Réservoir de main d'oeuvre à bon marché, désert social et humain. Des grappes de travailleurs silencieux prendraient encore le long tunnel ferroviaire qui les déposerait dans leur zone de production où ils épuiseraient inlassablement leurs potentialités de vie.
A peine mieux considérés que les machines, leurs concurrentes déloyales, qui, il est vrai, exigeaient moins d'entretien pour des performances mille fois plus intéressantes que la piètre contribution qu'on leur demandait à eux, rapport boulot - taule. Des pousse-boutons, des manutentionnaires et des pianoteurs de touches alphabétiques. Interchangeables.
Dispensables. Asservis. Misérables jusqu'à leurs envies. Miteux, bouffés de l'intérieur, autoreproducteurs de leur aliénation. De temps à autre, des expériences de solidarité active réveillaient l'humain qui était en eux, trop vite ré enfoui devant l'insupportable mais supportée, l'intolérable mais tolérée, l'infâme mais fameuse réalité.
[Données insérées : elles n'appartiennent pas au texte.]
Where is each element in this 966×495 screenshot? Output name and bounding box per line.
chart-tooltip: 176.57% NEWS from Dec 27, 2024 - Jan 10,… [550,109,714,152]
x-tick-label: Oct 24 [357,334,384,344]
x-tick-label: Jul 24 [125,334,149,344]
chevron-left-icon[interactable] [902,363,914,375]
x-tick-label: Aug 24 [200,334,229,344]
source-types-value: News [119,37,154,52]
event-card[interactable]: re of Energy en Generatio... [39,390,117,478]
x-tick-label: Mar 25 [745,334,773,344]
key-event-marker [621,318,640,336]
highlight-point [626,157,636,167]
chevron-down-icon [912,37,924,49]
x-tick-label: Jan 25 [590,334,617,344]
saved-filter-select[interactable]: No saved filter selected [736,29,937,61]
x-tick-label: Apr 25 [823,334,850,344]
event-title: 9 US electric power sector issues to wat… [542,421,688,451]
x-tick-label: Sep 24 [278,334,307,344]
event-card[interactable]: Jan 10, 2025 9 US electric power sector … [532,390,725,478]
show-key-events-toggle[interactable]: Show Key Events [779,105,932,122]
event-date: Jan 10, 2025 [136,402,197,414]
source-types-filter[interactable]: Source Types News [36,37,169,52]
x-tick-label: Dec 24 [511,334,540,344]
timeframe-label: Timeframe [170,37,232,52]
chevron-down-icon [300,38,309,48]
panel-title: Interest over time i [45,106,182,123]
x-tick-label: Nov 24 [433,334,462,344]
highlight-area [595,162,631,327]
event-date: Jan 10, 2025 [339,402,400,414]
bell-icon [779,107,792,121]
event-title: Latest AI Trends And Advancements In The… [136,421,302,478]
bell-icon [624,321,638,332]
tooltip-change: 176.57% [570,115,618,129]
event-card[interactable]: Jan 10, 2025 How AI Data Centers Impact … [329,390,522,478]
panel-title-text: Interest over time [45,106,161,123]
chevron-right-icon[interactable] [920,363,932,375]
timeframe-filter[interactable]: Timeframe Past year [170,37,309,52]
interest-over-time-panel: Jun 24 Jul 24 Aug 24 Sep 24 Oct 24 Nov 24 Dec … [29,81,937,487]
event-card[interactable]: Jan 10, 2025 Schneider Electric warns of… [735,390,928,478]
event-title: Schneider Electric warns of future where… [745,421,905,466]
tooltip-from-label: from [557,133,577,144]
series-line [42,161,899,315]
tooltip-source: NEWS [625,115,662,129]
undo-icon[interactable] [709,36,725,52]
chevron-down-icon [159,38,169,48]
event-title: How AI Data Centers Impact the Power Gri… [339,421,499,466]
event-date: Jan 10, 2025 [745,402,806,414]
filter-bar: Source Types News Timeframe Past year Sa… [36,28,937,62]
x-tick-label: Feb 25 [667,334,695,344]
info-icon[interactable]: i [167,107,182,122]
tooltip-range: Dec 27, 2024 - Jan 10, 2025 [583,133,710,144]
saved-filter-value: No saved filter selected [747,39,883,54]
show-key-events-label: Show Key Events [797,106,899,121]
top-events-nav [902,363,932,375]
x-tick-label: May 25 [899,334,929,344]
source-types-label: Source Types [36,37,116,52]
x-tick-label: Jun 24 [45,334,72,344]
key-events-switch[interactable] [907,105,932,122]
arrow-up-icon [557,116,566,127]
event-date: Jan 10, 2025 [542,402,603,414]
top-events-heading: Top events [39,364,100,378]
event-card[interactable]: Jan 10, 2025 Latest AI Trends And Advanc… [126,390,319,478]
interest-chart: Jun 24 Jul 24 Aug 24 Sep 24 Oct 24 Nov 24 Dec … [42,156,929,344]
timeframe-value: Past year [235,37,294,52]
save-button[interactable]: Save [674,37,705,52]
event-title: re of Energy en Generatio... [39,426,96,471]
Opacifiant les espoirs, anesthésiant l'émotion, réduisant les désirs, détruisant les rêves. Faisant de l'homme un animal dont le conditionnement est en proportion inverse de la complexité et de la richesse de son potentiel.
Et s'endormir tout habillé, les chaussures aux pieds, n'est pas non plus le signe de la plus franche des hilarités intérieures. Il se secoua ses membres endoloris et fripés, s'ébroua frileusement, se frotta les yeux et l'image réapparut intacte, toujours aussi euphorisante, troublante et frustrante à la fois.
Il relut péniblement la lettre qu'il avait dictée à son prof, les pauses que ses ânonnements lui ménageaient dans sa lecture lui permettaient de se faire une analyse de texte circonstanciée tout autant que de faire revisiter par les mots écrits les brumes de l'effervescence tumultueuse de son affectif mal maîtrisé.